The model includes down/up-sampling layers, ResNet layers, and Vision Transformers (ViTs). It's designed to be conditional, considering both the timestep and text embeddings for guidance, which helps in accurately predicting and removing noise from the latents, resulting in a cleaner, high-quality image reconstruction.

3. The Text-encoder

The text encoder in models like Stable Diffusion transforms input text prompts into embeddings, which guide the image generation process. It typically uses a transformer-based architecture to convert text into latent text embeddings. Stable Diffusion employs a pre-trained text encoder, such as CLIP, to leverage its proficiency in correlating text with visual content. These embeddings are then used as conditional inputs to the U-Net for denoising and image generation, aligning the visuals with the text prompt's intent.
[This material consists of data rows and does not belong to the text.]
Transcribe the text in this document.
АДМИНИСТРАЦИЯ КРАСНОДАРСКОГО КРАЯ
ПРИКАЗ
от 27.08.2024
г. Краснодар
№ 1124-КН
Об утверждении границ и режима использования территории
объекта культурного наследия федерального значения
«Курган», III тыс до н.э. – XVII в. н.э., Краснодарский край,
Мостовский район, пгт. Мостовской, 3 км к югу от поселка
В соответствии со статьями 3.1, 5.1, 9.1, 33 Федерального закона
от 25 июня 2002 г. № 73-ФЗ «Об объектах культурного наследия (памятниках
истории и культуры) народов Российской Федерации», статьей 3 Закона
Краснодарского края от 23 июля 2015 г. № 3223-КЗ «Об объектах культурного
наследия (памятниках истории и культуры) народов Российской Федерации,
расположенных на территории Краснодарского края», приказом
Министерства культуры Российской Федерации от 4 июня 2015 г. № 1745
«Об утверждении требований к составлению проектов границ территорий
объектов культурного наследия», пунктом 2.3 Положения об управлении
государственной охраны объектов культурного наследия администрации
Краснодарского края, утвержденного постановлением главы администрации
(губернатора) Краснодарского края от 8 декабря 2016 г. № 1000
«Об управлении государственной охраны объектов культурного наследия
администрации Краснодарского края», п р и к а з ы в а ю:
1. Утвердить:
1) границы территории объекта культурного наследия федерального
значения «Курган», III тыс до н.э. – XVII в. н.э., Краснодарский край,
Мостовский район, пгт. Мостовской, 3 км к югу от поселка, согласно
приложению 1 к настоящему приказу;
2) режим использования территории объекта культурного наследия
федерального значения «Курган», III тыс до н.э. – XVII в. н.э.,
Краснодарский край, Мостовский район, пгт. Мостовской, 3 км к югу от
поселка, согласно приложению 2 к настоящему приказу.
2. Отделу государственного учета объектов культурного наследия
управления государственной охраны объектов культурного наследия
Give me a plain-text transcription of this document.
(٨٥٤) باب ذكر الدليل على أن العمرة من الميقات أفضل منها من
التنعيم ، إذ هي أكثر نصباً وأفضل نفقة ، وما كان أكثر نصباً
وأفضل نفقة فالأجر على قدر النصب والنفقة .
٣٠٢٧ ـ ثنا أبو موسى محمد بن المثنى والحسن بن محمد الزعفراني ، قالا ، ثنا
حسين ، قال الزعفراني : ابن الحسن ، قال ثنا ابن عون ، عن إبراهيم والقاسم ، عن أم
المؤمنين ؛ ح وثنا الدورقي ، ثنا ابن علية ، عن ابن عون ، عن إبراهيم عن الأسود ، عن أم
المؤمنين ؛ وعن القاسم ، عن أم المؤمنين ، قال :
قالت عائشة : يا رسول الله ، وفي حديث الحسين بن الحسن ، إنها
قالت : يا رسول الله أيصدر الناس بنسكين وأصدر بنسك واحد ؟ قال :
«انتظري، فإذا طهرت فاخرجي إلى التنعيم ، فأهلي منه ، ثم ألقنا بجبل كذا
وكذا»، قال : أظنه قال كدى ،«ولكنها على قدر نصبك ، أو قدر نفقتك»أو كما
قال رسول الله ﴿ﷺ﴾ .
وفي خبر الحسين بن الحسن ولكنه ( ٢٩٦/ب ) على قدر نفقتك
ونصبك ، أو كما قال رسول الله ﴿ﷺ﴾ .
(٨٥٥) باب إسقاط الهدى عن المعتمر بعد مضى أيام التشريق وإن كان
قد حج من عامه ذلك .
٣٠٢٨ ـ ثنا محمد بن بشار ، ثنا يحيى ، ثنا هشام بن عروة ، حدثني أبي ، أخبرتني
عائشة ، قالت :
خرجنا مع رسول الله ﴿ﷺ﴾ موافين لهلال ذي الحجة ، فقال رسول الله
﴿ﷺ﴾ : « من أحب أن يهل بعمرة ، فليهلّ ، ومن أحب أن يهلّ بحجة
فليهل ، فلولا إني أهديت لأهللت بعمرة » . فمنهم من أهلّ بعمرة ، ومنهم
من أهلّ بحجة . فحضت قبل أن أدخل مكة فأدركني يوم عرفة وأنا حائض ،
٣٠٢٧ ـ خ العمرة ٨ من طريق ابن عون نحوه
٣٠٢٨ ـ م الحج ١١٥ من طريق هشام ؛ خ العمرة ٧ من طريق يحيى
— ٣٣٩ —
Putting it all together, the model works as follow during inference process:

Scheduler

The Scheduler in latent diffusion models like Stable Diffusion plays a key role in controlling the noise application and removal process during training and image generation. It determines how noise is added to and predicted from the images at various steps of the model's operation.

  1. Noise Application: The Scheduler dictates how to systematically add noise to an image. This process is crucial during the training phase, where the model learns to reconstruct the original image from its noisy version.
  2. Noise Prediction: The Scheduler also guides the model in predicting and removing noise from the images. This is essential for generating clean, high-quality images.
  3. Customization for Fewer Steps: For different applications, the Scheduler can be adjusted to operate with a smaller number of steps. This flexibility allows for optimizing the model's performance based on specific needs or resource constraints.

The applications of a Latent Diffusion Model like Stable Diffusion, facilitated by components like the Scheduler, are diverse and impactful:

  • Text-to-Image Generation: Creating images from textual descriptions.
  • Image-to-Image Generation: Generating new images or modifying existing ones based on a starting image.
  • Image Upscaling: Enlarging smaller images to larger resolutions.
  • Inpainting: Modifying specific areas of an image based on provided prompts, useful for tasks like object removal or area enhancement.

Furthermore, these models significantly reduce the costs of training and inference. This efficiency has the potential to democratize high-resolution image synthesis, making advanced image generation and modification techniques accessible to a wider audience.